I have no experience running hemlock or white fir but have a lot of experience running southern yellow pine at high temperature.

Whenever doing something new address with caution and know its risks.

If you accept the risks I would think about something like the following using dimension lumber as a first run at it. I assume you have a modern track kiln with adequate heating capacity and airflow.  I would control the dry bulb off of the exiting air side. I would use a conservative dry bulb temperature of around 200F. Remember this is exiting air so your entering air dry bulb would be around 230-240 after the kiln heats up. The wet bulb initially at 180F. As the lumber dries there will be less demand for heat and the dry bulb temperature on the entering side will drop. 

You need to ramp up to these temperatures over let say five or six hours depending upon your kiln heating capability. Don't vent until you get to dry bulb temperature.
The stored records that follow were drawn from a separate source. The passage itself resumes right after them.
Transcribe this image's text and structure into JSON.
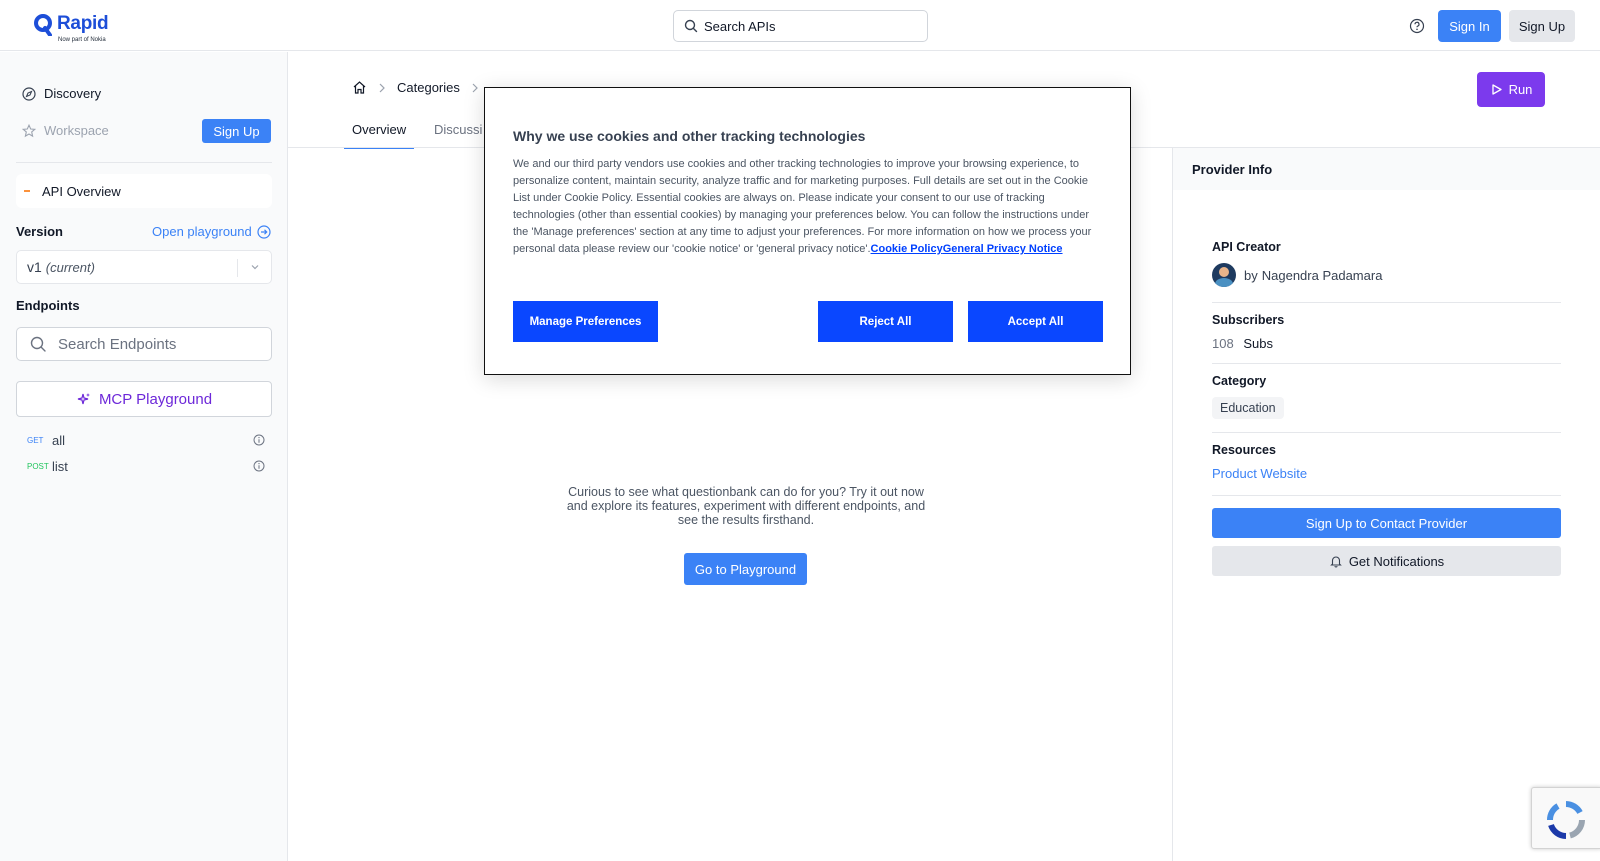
{
  "header": {
    "logo_word": "Rapid",
    "logo_sub": "Now part of Nokia",
    "search_placeholder": "Search APIs",
    "signin_label": "Sign In",
    "signup_label": "Sign Up"
  },
  "sidebar": {
    "discovery_label": "Discovery",
    "workspace_label": "Workspace",
    "signup_label": "Sign Up",
    "api_overview_label": "API Overview",
    "version_label": "Version",
    "open_playground_label": "Open playground",
    "version_value": "v1",
    "version_current": "(current)",
    "endpoints_label": "Endpoints",
    "search_endpoints_placeholder": "Search Endpoints",
    "mcp_label": "MCP Playground",
    "endpoints": [
      {
        "method": "GET",
        "name": "all"
      },
      {
        "method": "POST",
        "name": "list"
      }
    ]
  },
  "main": {
    "breadcrumb": {
      "categories": "Categories"
    },
    "run_label": "Run",
    "tabs": [
      {
        "label": "Overview"
      },
      {
        "label": "Discussi"
      }
    ],
    "curious_text": "Curious to see what questionbank can do for you? Try it out now and explore its features, experiment with different endpoints, and see the results firsthand.",
    "goto_label": "Go to Playground"
  },
  "provider": {
    "heading": "Provider Info",
    "creator_title": "API Creator",
    "creator_by": "by",
    "creator_name": "Nagendra Padamara",
    "subscribers_title": "Subscribers",
    "subscribers_count": "108",
    "subscribers_unit": "Subs",
    "category_title": "Category",
    "category_value": "Education",
    "resources_title": "Resources",
    "resources_link": "Product Website",
    "contact_label": "Sign Up to Contact Provider",
    "notif_label": "Get Notifications"
  },
  "cookie": {
    "title": "Why we use cookies and other tracking technologies",
    "body": "We and our third party vendors use cookies and other tracking technologies to improve your browsing experience, to personalize content, maintain security, analyze traffic and for marketing purposes. Full details are set out in the Cookie List under Cookie Policy. Essential cookies are always on. Please indicate your consent to our use of tracking technologies (other than essential cookies) by managing your preferences below. You can follow the instructions under the 'Manage preferences' section at any time to adjust your preferences. For more information on how we process your personal data please review our 'cookie notice' or 'general privacy notice'.",
    "link_cookie_policy": "Cookie Policy",
    "link_privacy": "General Privacy Notice",
    "manage_label": "Manage Preferences",
    "reject_label": "Reject All",
    "accept_label": "Accept All"
  },
  "colors": {
    "primary": "#3b82f6",
    "run": "#7c3aed",
    "cookie_button": "#0a47ff"
  }
}
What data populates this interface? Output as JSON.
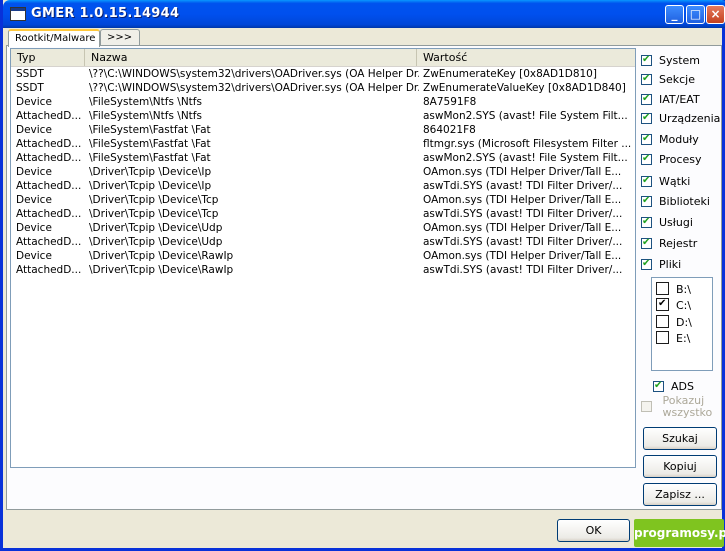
{
  "window": {
    "title": "GMER 1.0.15.14944"
  },
  "tabs": [
    {
      "label": "Rootkit/Malware"
    },
    {
      "label": ">>>"
    }
  ],
  "list": {
    "columns": [
      "Typ",
      "Nazwa",
      "Wartość"
    ],
    "rows": [
      [
        "SSDT",
        "\\??\\C:\\WINDOWS\\system32\\drivers\\OADriver.sys (OA Helper Dr...",
        "ZwEnumerateKey [0x8AD1D810]"
      ],
      [
        "SSDT",
        "\\??\\C:\\WINDOWS\\system32\\drivers\\OADriver.sys (OA Helper Dr...",
        "ZwEnumerateValueKey [0x8AD1D840]"
      ],
      [
        "Device",
        "\\FileSystem\\Ntfs \\Ntfs",
        "8A7591F8"
      ],
      [
        "AttachedD...",
        "\\FileSystem\\Ntfs \\Ntfs",
        "aswMon2.SYS (avast! File System Filt..."
      ],
      [
        "Device",
        "\\FileSystem\\Fastfat \\Fat",
        "864021F8"
      ],
      [
        "AttachedD...",
        "\\FileSystem\\Fastfat \\Fat",
        "fltmgr.sys (Microsoft Filesystem Filter ..."
      ],
      [
        "AttachedD...",
        "\\FileSystem\\Fastfat \\Fat",
        "aswMon2.SYS (avast! File System Filt..."
      ],
      [
        "Device",
        "\\Driver\\Tcpip \\Device\\Ip",
        "OAmon.sys (TDI Helper Driver/Tall E..."
      ],
      [
        "AttachedD...",
        "\\Driver\\Tcpip \\Device\\Ip",
        "aswTdi.SYS (avast! TDI Filter Driver/..."
      ],
      [
        "Device",
        "\\Driver\\Tcpip \\Device\\Tcp",
        "OAmon.sys (TDI Helper Driver/Tall E..."
      ],
      [
        "AttachedD...",
        "\\Driver\\Tcpip \\Device\\Tcp",
        "aswTdi.SYS (avast! TDI Filter Driver/..."
      ],
      [
        "Device",
        "\\Driver\\Tcpip \\Device\\Udp",
        "OAmon.sys (TDI Helper Driver/Tall E..."
      ],
      [
        "AttachedD...",
        "\\Driver\\Tcpip \\Device\\Udp",
        "aswTdi.SYS (avast! TDI Filter Driver/..."
      ],
      [
        "Device",
        "\\Driver\\Tcpip \\Device\\RawIp",
        "OAmon.sys (TDI Helper Driver/Tall E..."
      ],
      [
        "AttachedD...",
        "\\Driver\\Tcpip \\Device\\RawIp",
        "aswTdi.SYS (avast! TDI Filter Driver/..."
      ]
    ]
  },
  "options": [
    {
      "label": "System",
      "checked": true
    },
    {
      "label": "Sekcje",
      "checked": true
    },
    {
      "label": "IAT/EAT",
      "checked": true
    },
    {
      "label": "Urządzenia",
      "checked": true
    },
    {
      "label": "Moduły",
      "checked": true
    },
    {
      "label": "Procesy",
      "checked": true
    },
    {
      "label": "Wątki",
      "checked": true
    },
    {
      "label": "Biblioteki",
      "checked": true
    },
    {
      "label": "Usługi",
      "checked": true
    },
    {
      "label": "Rejestr",
      "checked": true
    },
    {
      "label": "Pliki",
      "checked": true
    }
  ],
  "drives": [
    {
      "label": "B:\\",
      "checked": false
    },
    {
      "label": "C:\\",
      "checked": true
    },
    {
      "label": "D:\\",
      "checked": false
    },
    {
      "label": "E:\\",
      "checked": false
    }
  ],
  "ads": {
    "label": "ADS",
    "checked": true
  },
  "show_all": {
    "label_line1": "Pokazuj",
    "label_line2": "wszystko",
    "checked": false
  },
  "buttons": {
    "scan": "Szukaj",
    "copy": "Kopiuj",
    "save": "Zapisz ...",
    "ok": "OK"
  },
  "watermark": "programosy.pl"
}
To dry at high temperatures you need a minimum of 1200 FPM airflow through the lumber, with 1400 FPM being much better.

Good stacking is critical in high temp drying because the atmosphere inside the kiln (the EMC is around 2 to 3%) is extremely dry. In the SE many operations use load weights (concrete & steel) to minimize warpage.

A big trick in high temperature drying is when to pull the charge. Because the process is so fast there is a great deal of MC variability, but if you leave it in too long you risk severely over drying (why we use weights).

Also remember different woods have different characteristics. If I remember correctly from a couple times working with mills in the west, hemlock has wet pockets. So you will probably have to redry some.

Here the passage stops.